Schön, dass sich das DHIP diesem Thema annimmt und sein Engagement für die Digital Humanities so konsequent umsetzt. PS: Immer noch lesenswert ist der Beitrag von König auf Archivalia  zur Landschaft geisteswissenschaftliche Blogs in Frankreich.

(via LIBREAS.)

Grüne fordern umfassende Förderung von Open Access

Klaus Graf macht auf einen bemerkenswerten Gesetzesentwurf der Grünen zum Thema Open Access aufmerksam.
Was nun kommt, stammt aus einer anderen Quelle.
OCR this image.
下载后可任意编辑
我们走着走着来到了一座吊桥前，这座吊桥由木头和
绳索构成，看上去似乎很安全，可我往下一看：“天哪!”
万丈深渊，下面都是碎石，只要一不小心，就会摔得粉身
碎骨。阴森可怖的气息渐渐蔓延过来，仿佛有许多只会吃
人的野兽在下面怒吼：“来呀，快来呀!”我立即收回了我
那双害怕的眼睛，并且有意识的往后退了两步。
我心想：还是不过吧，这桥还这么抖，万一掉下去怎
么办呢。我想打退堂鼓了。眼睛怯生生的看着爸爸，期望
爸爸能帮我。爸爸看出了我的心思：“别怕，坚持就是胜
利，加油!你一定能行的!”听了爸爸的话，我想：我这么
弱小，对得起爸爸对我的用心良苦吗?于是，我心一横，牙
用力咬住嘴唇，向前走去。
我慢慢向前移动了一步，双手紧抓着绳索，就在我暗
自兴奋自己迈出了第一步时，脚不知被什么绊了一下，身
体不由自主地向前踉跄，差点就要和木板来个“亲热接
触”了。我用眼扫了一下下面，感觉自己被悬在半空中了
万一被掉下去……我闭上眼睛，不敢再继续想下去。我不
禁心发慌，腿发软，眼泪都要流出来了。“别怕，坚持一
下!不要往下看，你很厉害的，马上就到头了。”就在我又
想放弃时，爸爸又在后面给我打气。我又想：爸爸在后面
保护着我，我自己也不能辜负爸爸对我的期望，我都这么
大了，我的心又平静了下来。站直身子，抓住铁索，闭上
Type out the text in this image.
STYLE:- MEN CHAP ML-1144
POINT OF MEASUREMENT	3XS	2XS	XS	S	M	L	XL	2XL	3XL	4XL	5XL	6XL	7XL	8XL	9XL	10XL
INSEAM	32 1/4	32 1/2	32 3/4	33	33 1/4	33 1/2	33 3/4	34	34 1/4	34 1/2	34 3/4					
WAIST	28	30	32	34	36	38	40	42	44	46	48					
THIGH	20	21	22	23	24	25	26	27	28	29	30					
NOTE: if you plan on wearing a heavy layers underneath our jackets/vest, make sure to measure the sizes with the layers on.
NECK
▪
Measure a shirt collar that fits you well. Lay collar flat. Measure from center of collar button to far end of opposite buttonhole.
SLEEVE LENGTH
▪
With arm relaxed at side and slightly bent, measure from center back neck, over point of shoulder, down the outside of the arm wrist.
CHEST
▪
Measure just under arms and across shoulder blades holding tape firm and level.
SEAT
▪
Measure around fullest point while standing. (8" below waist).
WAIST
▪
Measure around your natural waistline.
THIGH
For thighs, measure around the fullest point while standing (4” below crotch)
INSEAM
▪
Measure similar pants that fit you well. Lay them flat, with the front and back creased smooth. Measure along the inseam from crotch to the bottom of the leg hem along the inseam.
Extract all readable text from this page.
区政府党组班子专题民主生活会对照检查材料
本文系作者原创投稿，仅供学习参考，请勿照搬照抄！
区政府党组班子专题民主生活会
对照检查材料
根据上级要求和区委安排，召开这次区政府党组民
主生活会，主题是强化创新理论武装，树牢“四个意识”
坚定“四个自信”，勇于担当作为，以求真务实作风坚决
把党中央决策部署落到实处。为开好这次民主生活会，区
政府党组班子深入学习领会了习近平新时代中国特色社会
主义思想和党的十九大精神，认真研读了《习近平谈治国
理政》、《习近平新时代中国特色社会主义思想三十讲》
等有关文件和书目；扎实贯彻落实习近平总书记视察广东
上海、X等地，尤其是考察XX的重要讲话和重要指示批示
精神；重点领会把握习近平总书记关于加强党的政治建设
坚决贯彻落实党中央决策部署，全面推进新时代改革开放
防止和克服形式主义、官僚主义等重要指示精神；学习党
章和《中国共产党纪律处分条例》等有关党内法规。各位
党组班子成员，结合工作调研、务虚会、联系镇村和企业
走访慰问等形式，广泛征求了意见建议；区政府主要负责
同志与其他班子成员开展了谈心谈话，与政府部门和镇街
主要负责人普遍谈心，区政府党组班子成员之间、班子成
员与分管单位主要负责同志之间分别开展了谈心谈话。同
Kurze Zusammenfassung:

Unter dem Titel „Förderung von Open Access im Wissenschaftsbereich und freier Zugang zu den Resultaten der öffentlich geförderten Forschung“ (17/7031) hat die Fraktion Bündnis 90/Die Grünen einen Antrag zum Thema Open Access in den Bundestag eingebracht.

Im Fokus des Antrags steht das Anliegen der Grünen „Wissenschaftlerinnen und Wissenschaftler bei der Nutzung und Publikation von Open Access Beiträgen durch Informationen, Beratung und Serviceleistungen zu unterstützen und dadurch die Verbreitung von Open Access Veröffentlichungen zu beschleunigen.“

Die Grünen schlagen vor Open Access durch Maßnahmen in den folgenden vier Handlungsfeldern zu fördern:

Rechtliche Vorraussetzungen für Open Access: Hier wird ein u. a. eine unabdingbares Zweitveröffentlichungsrecht gefordert.

Open-Access-Strategien der Wissenschaft unterstützen: Hier sehen die Grünen umfassenden Handlungsbedarf. U. a. soll der Aufbau von Open-Access-Publikationsfonds sowie die „Primärdateninitiative“ der Wissenschaftsorganisationen vorangetrieben werden.

Benachteiligung von Open-Access-Publikationen abbauen: Hier fordern die Grünen u. a. die Gleichberechtigung von Open-Access-Publikationen im Rahmen von Berufungsverfahren.

Transparenz über öffentliche Forschung erhöhen: Unter diesem Punkt fordern die Grünen u. a. die Einführung von „rechtlich verpflichtende[n] Bedingung“ um Publikationen, die im Eigenverlag von wissenschaftlichen Institutionen entstehen, nach einem Embargo von zwölf Monaten im Netz frei zugänglich zu machen. (Besonderer Handlungsbedarf wird bei den Ressortforschungseinrichtungen des Bundes gesehen.)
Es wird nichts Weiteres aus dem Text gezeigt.